Cyber security needs to be ‘as’ progressive, if not more than its adversaries. There is a clear market need for flexible solutions to manage and control cloud access, monitor hybrid-cloud threats and deploy agile multi-factor authentication processes for the socially mobile user.

Where’s there’s a device, there’s a way

If you’re going to employ a user-centric approach to security, then you need a 360o view of their behaviors. A ‘follow the user’ model in principle, allows companies to understand their employees whilst keeping a friendly, secure and vigilant eye on them.

This isn’t a big brother approach to security, in fact it’s quite the opposite. It’s a secure business and productivity enabler at its absolute optimum.

It’s also the first meaningful steps towards a security approach that thrives on visibility. The introduction of simple, unified dashboards that both management and security professionals can use enable rapid detection for anomalies and irregular behavior patterns.

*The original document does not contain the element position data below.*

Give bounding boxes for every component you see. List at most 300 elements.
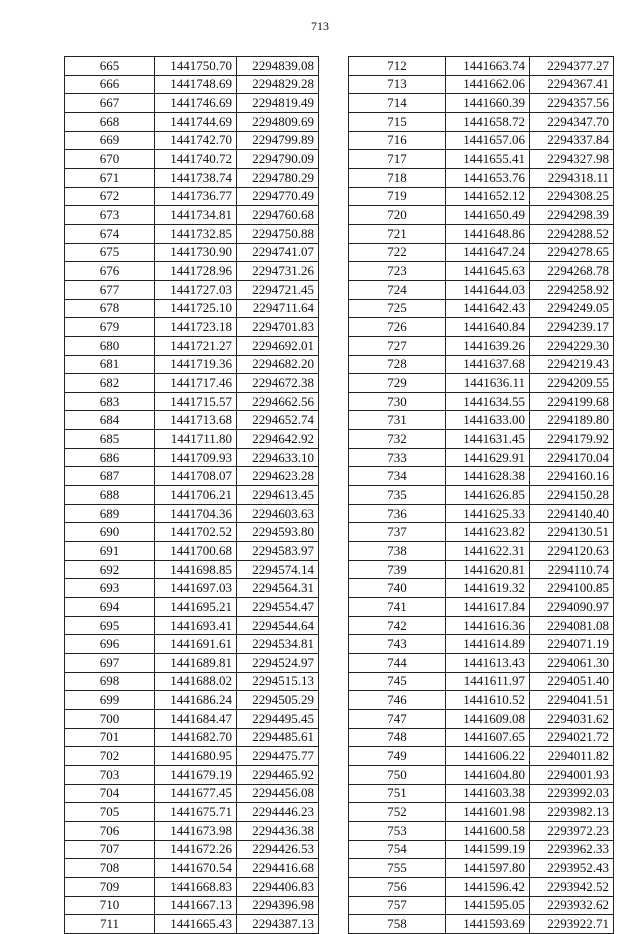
- x-coordinate-cell: 1441700.68: [155, 542, 237, 561]
- y-coordinate-cell: 2294219.43: [530, 355, 614, 374]
- x-coordinate-cell: 1441695.21: [155, 598, 237, 617]
- x-coordinate-cell: 1441740.72: [155, 150, 237, 169]
- point-number-cell: 700: [65, 709, 155, 728]
- y-coordinate-cell: 2294051.40: [530, 672, 614, 691]
- y-coordinate-cell: 2293982.13: [530, 803, 614, 822]
- point-number-cell: 698: [65, 672, 155, 691]
- point-number-cell: 744: [349, 654, 446, 673]
- y-coordinate-cell: 2294465.92: [237, 765, 319, 784]
- point-number-cell: 688: [65, 486, 155, 505]
- y-coordinate-cell: 2294001.93: [530, 765, 614, 784]
- y-coordinate-cell: 2294564.31: [237, 579, 319, 598]
- y-coordinate-cell: 2294790.09: [237, 150, 319, 169]
- table-row: [65, 299, 319, 318]
- y-coordinate-cell: 2293952.43: [530, 859, 614, 878]
- point-number-cell: 724: [349, 280, 446, 299]
- table-row: [65, 859, 319, 878]
- table-row: [349, 448, 614, 467]
- point-number-cell: 743: [349, 635, 446, 654]
- x-coordinate-cell: 1441653.76: [446, 168, 530, 187]
- x-coordinate-cell: 1441668.83: [155, 877, 237, 896]
- x-coordinate-cell: 1441715.57: [155, 392, 237, 411]
- y-coordinate-cell: 2294209.55: [530, 374, 614, 393]
- y-coordinate-cell: 2294642.92: [237, 430, 319, 449]
- point-number-cell: 746: [349, 691, 446, 710]
- table-row: [65, 374, 319, 393]
- y-coordinate-cell: 2293932.62: [530, 896, 614, 915]
- point-number-cell: 730: [349, 392, 446, 411]
- y-coordinate-cell: 2294721.45: [237, 280, 319, 299]
- y-coordinate-cell: 2294170.04: [530, 448, 614, 467]
- point-number-cell: 750: [349, 765, 446, 784]
- point-number-cell: 674: [65, 224, 155, 243]
- y-coordinate-cell: 2294701.83: [237, 318, 319, 337]
- table-row: [349, 355, 614, 374]
- point-number-cell: 729: [349, 374, 446, 393]
- table-row: [349, 709, 614, 728]
- x-coordinate-cell: 1441742.70: [155, 131, 237, 150]
- y-coordinate-cell: 2294110.74: [530, 560, 614, 579]
- table-row: [349, 784, 614, 803]
- point-number-cell: 740: [349, 579, 446, 598]
- y-coordinate-cell: 2294524.97: [237, 654, 319, 673]
- point-number-cell: 726: [349, 318, 446, 337]
- x-coordinate-cell: 1441738.74: [155, 168, 237, 187]
- x-coordinate-cell: 1441603.38: [446, 784, 530, 803]
- table-row: [349, 224, 614, 243]
- x-coordinate-cell: 1441658.72: [446, 112, 530, 131]
- y-coordinate-cell: 2294278.65: [530, 243, 614, 262]
- x-coordinate-cell: 1441629.91: [446, 448, 530, 467]
- table-row: [65, 523, 319, 542]
- point-number-cell: 686: [65, 448, 155, 467]
- x-coordinate-cell: 1441672.26: [155, 840, 237, 859]
- point-number-cell: 668: [65, 112, 155, 131]
- point-number-cell: 728: [349, 355, 446, 374]
- table-row: [65, 467, 319, 486]
- x-coordinate-cell: 1441746.69: [155, 94, 237, 113]
- table-row: [349, 560, 614, 579]
- y-coordinate-cell: 2294347.70: [530, 112, 614, 131]
- y-coordinate-cell: 2294249.05: [530, 299, 614, 318]
- x-coordinate-cell: 1441734.81: [155, 206, 237, 225]
- scan-artifact: [172, 884, 186, 885]
- point-number-cell: 701: [65, 728, 155, 747]
- table-row: [65, 411, 319, 430]
- table-row: [349, 654, 614, 673]
- y-coordinate-cell: 2294318.11: [530, 168, 614, 187]
- table-row: [65, 877, 319, 896]
- y-coordinate-cell: 2294239.17: [530, 318, 614, 337]
- point-number-cell: 679: [65, 318, 155, 337]
- x-coordinate-cell: 1441613.43: [446, 654, 530, 673]
- table-row: [349, 280, 614, 299]
- x-coordinate-cell: 1441721.27: [155, 336, 237, 355]
- point-number-cell: 676: [65, 262, 155, 281]
- point-number-cell: 721: [349, 224, 446, 243]
- point-number-cell: 715: [349, 112, 446, 131]
- table-row: [65, 262, 319, 281]
- point-number-cell: 756: [349, 877, 446, 896]
- point-number-cell: 697: [65, 654, 155, 673]
- table-row: [349, 430, 614, 449]
- x-coordinate-cell: 1441748.69: [155, 75, 237, 94]
- y-coordinate-cell: 2294829.28: [237, 75, 319, 94]
- x-coordinate-cell: 1441623.82: [446, 523, 530, 542]
- y-coordinate-cell: 2293992.03: [530, 784, 614, 803]
- table-row: [349, 112, 614, 131]
- x-coordinate-cell: 1441640.84: [446, 318, 530, 337]
- x-coordinate-cell: 1441679.19: [155, 765, 237, 784]
- y-coordinate-cell: 2294308.25: [530, 187, 614, 206]
- point-number-cell: 738: [349, 542, 446, 561]
- table-row: [65, 112, 319, 131]
- y-coordinate-cell: 2293962.33: [530, 840, 614, 859]
- y-coordinate-cell: 2294337.84: [530, 131, 614, 150]
- y-coordinate-cell: 2294741.07: [237, 243, 319, 262]
- point-number-cell: 709: [65, 877, 155, 896]
- x-coordinate-cell: 1441625.33: [446, 504, 530, 523]
- y-coordinate-cell: 2293922.71: [530, 915, 614, 934]
- table-row: [65, 448, 319, 467]
- table-row: [349, 896, 614, 915]
- point-number-cell: 723: [349, 262, 446, 281]
- point-number-cell: 665: [65, 57, 155, 76]
- table-row: [65, 504, 319, 523]
- point-number-cell: 669: [65, 131, 155, 150]
- x-coordinate-cell: 1441750.70: [155, 57, 237, 76]
- table-row: [65, 728, 319, 747]
- point-number-cell: 687: [65, 467, 155, 486]
- point-number-cell: 714: [349, 94, 446, 113]
- point-number-cell: 708: [65, 859, 155, 878]
- table-row: [349, 728, 614, 747]
- y-coordinate-cell: 2294593.80: [237, 523, 319, 542]
- x-coordinate-cell: 1441727.03: [155, 280, 237, 299]
- x-coordinate-cell: 1441645.63: [446, 262, 530, 281]
- table-row: [349, 318, 614, 337]
- x-coordinate-cell: 1441648.86: [446, 224, 530, 243]
- point-number-cell: 753: [349, 821, 446, 840]
- y-coordinate-cell: 2294179.92: [530, 430, 614, 449]
- x-coordinate-cell: 1441689.81: [155, 654, 237, 673]
- x-coordinate-cell: 1441709.93: [155, 448, 237, 467]
- table-row: [349, 299, 614, 318]
- y-coordinate-cell: 2294603.63: [237, 504, 319, 523]
- point-number-cell: 699: [65, 691, 155, 710]
- y-coordinate-cell: 2294780.29: [237, 168, 319, 187]
- x-coordinate-cell: 1441670.54: [155, 859, 237, 878]
- x-coordinate-cell: 1441619.32: [446, 579, 530, 598]
- table-row: [65, 654, 319, 673]
- table-row: [65, 486, 319, 505]
- point-number-cell: 672: [65, 187, 155, 206]
- x-coordinate-cell: 1441633.00: [446, 411, 530, 430]
- x-coordinate-cell: 1441665.43: [155, 915, 237, 934]
- x-coordinate-cell: 1441644.03: [446, 280, 530, 299]
- table-row: [349, 168, 614, 187]
- x-coordinate-cell: 1441725.10: [155, 299, 237, 318]
- y-coordinate-cell: 2294672.38: [237, 374, 319, 393]
- point-number-cell: 704: [65, 784, 155, 803]
- table-row: [349, 821, 614, 840]
- point-number-cell: 689: [65, 504, 155, 523]
- table-row: [349, 877, 614, 896]
- point-number-cell: 683: [65, 392, 155, 411]
- x-coordinate-cell: 1441663.74: [446, 57, 530, 76]
- y-coordinate-cell: 2294505.29: [237, 691, 319, 710]
- coordinates-table-right: [348, 56, 614, 934]
- table-row: [65, 915, 319, 934]
- table-row: [65, 579, 319, 598]
- y-coordinate-cell: 2294011.82: [530, 747, 614, 766]
- point-number-cell: 666: [65, 75, 155, 94]
- y-coordinate-cell: 2294120.63: [530, 542, 614, 561]
- x-coordinate-cell: 1441662.06: [446, 75, 530, 94]
- table-row: [349, 840, 614, 859]
- table-body: [65, 57, 319, 934]
- x-coordinate-cell: 1441650.49: [446, 206, 530, 225]
- table-row: [65, 709, 319, 728]
- table-row: [349, 915, 614, 934]
- point-number-cell: 718: [349, 168, 446, 187]
- y-coordinate-cell: 2294199.68: [530, 392, 614, 411]
- point-number-cell: 733: [349, 448, 446, 467]
- point-number-cell: 745: [349, 672, 446, 691]
- x-coordinate-cell: 1441601.98: [446, 803, 530, 822]
- y-coordinate-cell: 2294682.20: [237, 355, 319, 374]
- x-coordinate-cell: 1441717.46: [155, 374, 237, 393]
- table-row: [349, 542, 614, 561]
- table-row: [349, 187, 614, 206]
- table-row: [65, 616, 319, 635]
- table-row: [349, 57, 614, 76]
- table-row: [349, 859, 614, 878]
- table-row: [349, 747, 614, 766]
- point-number-cell: 673: [65, 206, 155, 225]
- x-coordinate-cell: 1441637.68: [446, 355, 530, 374]
- page-number: 713: [311, 19, 329, 33]
- point-number-cell: 722: [349, 243, 446, 262]
- point-number-cell: 737: [349, 523, 446, 542]
- y-coordinate-cell: 2294298.39: [530, 206, 614, 225]
- x-coordinate-cell: 1441634.55: [446, 392, 530, 411]
- x-coordinate-cell: 1441595.05: [446, 896, 530, 915]
- x-coordinate-cell: 1441622.31: [446, 542, 530, 561]
- table-row: [349, 672, 614, 691]
- x-coordinate-cell: 1441609.08: [446, 709, 530, 728]
- x-coordinate-cell: 1441660.39: [446, 94, 530, 113]
- y-coordinate-cell: 2294021.72: [530, 728, 614, 747]
- table-row: [349, 467, 614, 486]
- point-number-cell: 695: [65, 616, 155, 635]
- point-number-cell: 734: [349, 467, 446, 486]
- x-coordinate-cell: 1441631.45: [446, 430, 530, 449]
- x-coordinate-cell: 1441597.80: [446, 859, 530, 878]
- y-coordinate-cell: 2294071.19: [530, 635, 614, 654]
- table-row: [65, 94, 319, 113]
- point-number-cell: 675: [65, 243, 155, 262]
- y-coordinate-cell: 2294387.13: [237, 915, 319, 934]
- y-coordinate-cell: 2294229.30: [530, 336, 614, 355]
- x-coordinate-cell: 1441593.69: [446, 915, 530, 934]
- y-coordinate-cell: 2294544.64: [237, 616, 319, 635]
- y-coordinate-cell: 2294495.45: [237, 709, 319, 728]
- x-coordinate-cell: 1441639.26: [446, 336, 530, 355]
- point-number-cell: 702: [65, 747, 155, 766]
- x-coordinate-cell: 1441723.18: [155, 318, 237, 337]
- table-row: [349, 75, 614, 94]
- point-number-cell: 693: [65, 579, 155, 598]
- point-number-cell: 696: [65, 635, 155, 654]
- point-number-cell: 754: [349, 840, 446, 859]
- x-coordinate-cell: 1441744.69: [155, 112, 237, 131]
- y-coordinate-cell: 2294799.89: [237, 131, 319, 150]
- point-number-cell: 735: [349, 486, 446, 505]
- point-number-cell: 717: [349, 150, 446, 169]
- x-coordinate-cell: 1441617.84: [446, 598, 530, 617]
- x-coordinate-cell: 1441642.43: [446, 299, 530, 318]
- x-coordinate-cell: 1441611.97: [446, 672, 530, 691]
- table-row: [65, 896, 319, 915]
- y-coordinate-cell: 2294731.26: [237, 262, 319, 281]
- x-coordinate-cell: 1441673.98: [155, 821, 237, 840]
- table-row: [65, 598, 319, 617]
- point-number-cell: 751: [349, 784, 446, 803]
- y-coordinate-cell: 2294160.16: [530, 467, 614, 486]
- point-number-cell: 716: [349, 131, 446, 150]
- point-number-cell: 747: [349, 709, 446, 728]
- y-coordinate-cell: 2294081.08: [530, 616, 614, 635]
- table-row: [349, 262, 614, 281]
- x-coordinate-cell: 1441657.06: [446, 131, 530, 150]
- table-row: [65, 336, 319, 355]
- x-coordinate-cell: 1441620.81: [446, 560, 530, 579]
- x-coordinate-cell: 1441691.61: [155, 635, 237, 654]
- y-coordinate-cell: 2294031.62: [530, 709, 614, 728]
- y-coordinate-cell: 2294711.64: [237, 299, 319, 318]
- table-row: [349, 765, 614, 784]
- table-row: [65, 280, 319, 299]
- y-coordinate-cell: 2294090.97: [530, 598, 614, 617]
- x-coordinate-cell: 1441736.77: [155, 187, 237, 206]
- y-coordinate-cell: 2294534.81: [237, 635, 319, 654]
- x-coordinate-cell: 1441706.21: [155, 486, 237, 505]
- y-coordinate-cell: 2294426.53: [237, 840, 319, 859]
- x-coordinate-cell: 1441682.70: [155, 728, 237, 747]
- y-coordinate-cell: 2294485.61: [237, 728, 319, 747]
- point-number-cell: 741: [349, 598, 446, 617]
- x-coordinate-cell: 1441711.80: [155, 430, 237, 449]
- x-coordinate-cell: 1441616.36: [446, 616, 530, 635]
- table-row: [65, 318, 319, 337]
- y-coordinate-cell: 2294613.45: [237, 486, 319, 505]
- point-number-cell: 667: [65, 94, 155, 113]
- table-row: [65, 57, 319, 76]
- x-coordinate-cell: 1441604.80: [446, 765, 530, 784]
- coordinates-table-left: [64, 56, 319, 934]
- x-coordinate-cell: 1441667.13: [155, 896, 237, 915]
- x-coordinate-cell: 1441647.24: [446, 243, 530, 262]
- y-coordinate-cell: 2294258.92: [530, 280, 614, 299]
- x-coordinate-cell: 1441732.85: [155, 224, 237, 243]
- y-coordinate-cell: 2294436.38: [237, 821, 319, 840]
- y-coordinate-cell: 2294357.56: [530, 94, 614, 113]
- table-row: [65, 150, 319, 169]
- table-row: [65, 672, 319, 691]
- x-coordinate-cell: 1441600.58: [446, 821, 530, 840]
- table-row: [65, 243, 319, 262]
- point-number-cell: 719: [349, 187, 446, 206]
- y-coordinate-cell: 2294041.51: [530, 691, 614, 710]
- table-row: [65, 131, 319, 150]
- table-row: [65, 821, 319, 840]
- y-coordinate-cell: 2294623.28: [237, 467, 319, 486]
- x-coordinate-cell: 1441693.41: [155, 616, 237, 635]
- point-number-cell: 694: [65, 598, 155, 617]
- table-row: [349, 336, 614, 355]
- x-coordinate-cell: 1441599.19: [446, 840, 530, 859]
- point-number-cell: 684: [65, 411, 155, 430]
- x-coordinate-cell: 1441719.36: [155, 355, 237, 374]
- point-number-cell: 713: [349, 75, 446, 94]
- table-row: [65, 784, 319, 803]
- point-number-cell: 755: [349, 859, 446, 878]
- table-row: [349, 579, 614, 598]
- table-row: [65, 75, 319, 94]
- table-row: [65, 430, 319, 449]
- x-coordinate-cell: 1441686.24: [155, 691, 237, 710]
- x-coordinate-cell: 1441614.89: [446, 635, 530, 654]
- x-coordinate-cell: 1441677.45: [155, 784, 237, 803]
- table-row: [349, 691, 614, 710]
- table-row: [349, 486, 614, 505]
- y-coordinate-cell: 2294515.13: [237, 672, 319, 691]
- point-number-cell: 685: [65, 430, 155, 449]
- point-number-cell: 691: [65, 542, 155, 561]
- table-row: [349, 504, 614, 523]
- y-coordinate-cell: 2294061.30: [530, 654, 614, 673]
- x-coordinate-cell: 1441675.71: [155, 803, 237, 822]
- point-number-cell: 682: [65, 374, 155, 393]
- point-number-cell: 703: [65, 765, 155, 784]
- x-coordinate-cell: 1441680.95: [155, 747, 237, 766]
- table-row: [349, 150, 614, 169]
- y-coordinate-cell: 2294750.88: [237, 224, 319, 243]
- point-number-cell: 757: [349, 896, 446, 915]
- point-number-cell: 678: [65, 299, 155, 318]
- table-row: [65, 560, 319, 579]
- table-row: [65, 224, 319, 243]
- x-coordinate-cell: 1441628.38: [446, 467, 530, 486]
- table-row: [65, 206, 319, 225]
- table-row: [65, 168, 319, 187]
- table-row: [65, 747, 319, 766]
- y-coordinate-cell: 2294288.52: [530, 224, 614, 243]
- point-number-cell: 710: [65, 896, 155, 915]
- point-number-cell: 671: [65, 168, 155, 187]
- point-number-cell: 690: [65, 523, 155, 542]
- y-coordinate-cell: 2294760.68: [237, 206, 319, 225]
- point-number-cell: 736: [349, 504, 446, 523]
- y-coordinate-cell: 2294377.27: [530, 57, 614, 76]
- y-coordinate-cell: 2294583.97: [237, 542, 319, 561]
- table-row: [65, 355, 319, 374]
- x-coordinate-cell: 1441652.12: [446, 187, 530, 206]
- y-coordinate-cell: 2293942.52: [530, 877, 614, 896]
- table-row: [65, 691, 319, 710]
- x-coordinate-cell: 1441698.85: [155, 560, 237, 579]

If you extend that to include policies to control cloud application use that can be set at a granular level based on the individual role, or the device being used, the network connected to, specific functions within the application and the location of the user; you are both one step ahead of protecting the user real time and making the bad guys job more than a little bit challenging.

It’s a (secure) walk in the park

It’s interesting to look back on the rise of companies such as Amazon who unquestionably continue to pioneer online shopping. They understood the needs of their market and left the biggest high street names in retail history choking on their dust, wondering what hit them and destined to play catch up for the foreseeable future.

Online shopping had been done before but Amazon took the time to understand the changing needs of their audience, created a technology platform to deliver what they needed and then made themselves ridiculously easy to do business with, all traits not naturally associated with the security market. That has to change and we’ve already begun to define and deliver what that looks like.

The days of ‘spot’ solutions to protect against one kind of threat vector have earned their place in history, they’re also redundant in today’s real world. Much like a dodgy water leak, plugging one hole isn’t going to replace an already vulnerable pipe if it’s fit to burst. Water will always find the quickest route, as will the loss of data, intentional or otherwise.

Understanding users, in fact scratch that, human behavior is the cornerstone to creating contextual, relevant security that can enable and protect in equal measure …and the good news is, some of us are already there.